Northwestern Memorial Hospital in Chicago has been discussing a universal do-not-resuscitate policy for infected patients, regardless of the wishes of the patient or their family members - a wrenching decision to prioritize the lives of the many over the one.
Richard Wunderink, one of Northwestern's intensive-care medical directors, said hospital administrators have asked Illinois Gov. J.B. Pritzker for help in clarifying state law and whether it permits the policy shift.
"It's a major concern for everyone," he said. "This is something about which we have had lots of communication with families, and I think they are very aware of the grave circumstances."
Officials at George Washington University Hospital in Washington say they have had similar conversations, but for now will continue to resuscitate covid-19 patients using modified procedures, such as putting plastic sheeting over the patient to create a barrier. The University of Washington Medical Center in Seattle, one of the country's major hot spots for infections, is dealing with the problem by severely limiting the number of responders to a contagious patient in cardiac or respiratory arrest.
Several large hospital systems - Atrium Health in the Carolinas, Geisinger in Pennsylvania and regional Kaiser Permanente networks - are looking at guidelines that would allow doctors to override the wishes of the coronavirus patient or family members on a case-by-case basis due to the risk to doctors and nurses, or a shortage of protective equipment, say ethicists and doctors involved in those conversations. But they would stop short of imposing a do-not-resuscitate order on every coronavirus patient. The companies declined to comment.
Lewis Kaplan, president of the Society of Critical Care Medicine and a University of Pennsylvania surgeon, described how colleagues at different institutions are sharing draft policies to address their changed reality.
"We are now on crisis footing," he said. "What you take as first-come, first-served, no-holds-barred, everything-that-is-available-should-be-applied medicine is not where we are. We are now facing some difficult choices in how we apply medical resources - including staff."
The new protocols are part of a larger rationing of lifesaving procedures and equipment - including ventilators - that is quickly become a reality here as in other parts of the world battling the virus. The concerns are not just about health-care workers getting sick but also about them potentially carrying the virus to other patients in the hospital.

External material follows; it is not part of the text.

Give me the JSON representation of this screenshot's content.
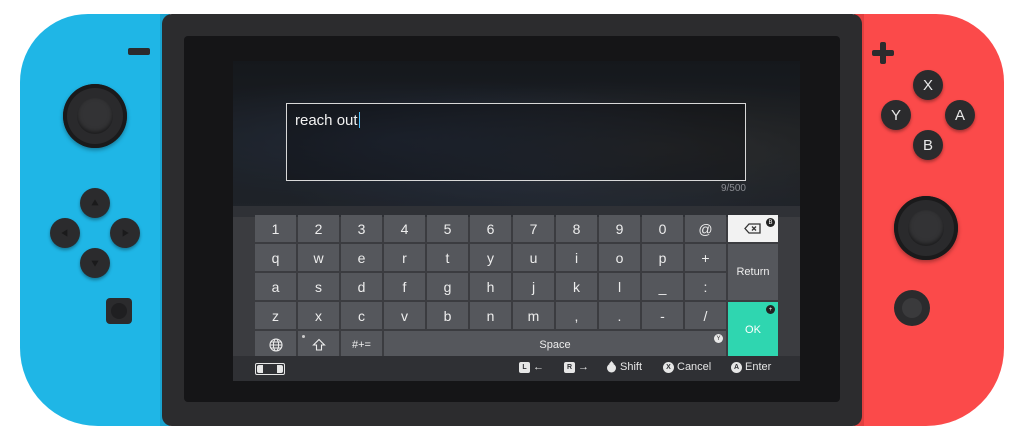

Alta Charo, a University of Wisconsin-Madison bioethicist, said that while the idea of withholding treatments may be unsettling, especially in a country as wealthy as ours, it is pragmatic. "It doesn't help anybody if our doctors and nurses are felled by this virus and not able to care for us," she said. "The code process is one that puts them at an enhanced risk."
Wunderink said all of the most critically ill patients in the 12 days since they had their first coronavirus case have experienced steady declines rather than a sudden crash. That allowed medical staff to talk with families about the risk to workers and how having to put on protective gear delays a response and decreases the chance of saving someone's life.
A consequence of those conversations, he said, is that many family members are making the difficult choice to sign do-not-resuscitate orders.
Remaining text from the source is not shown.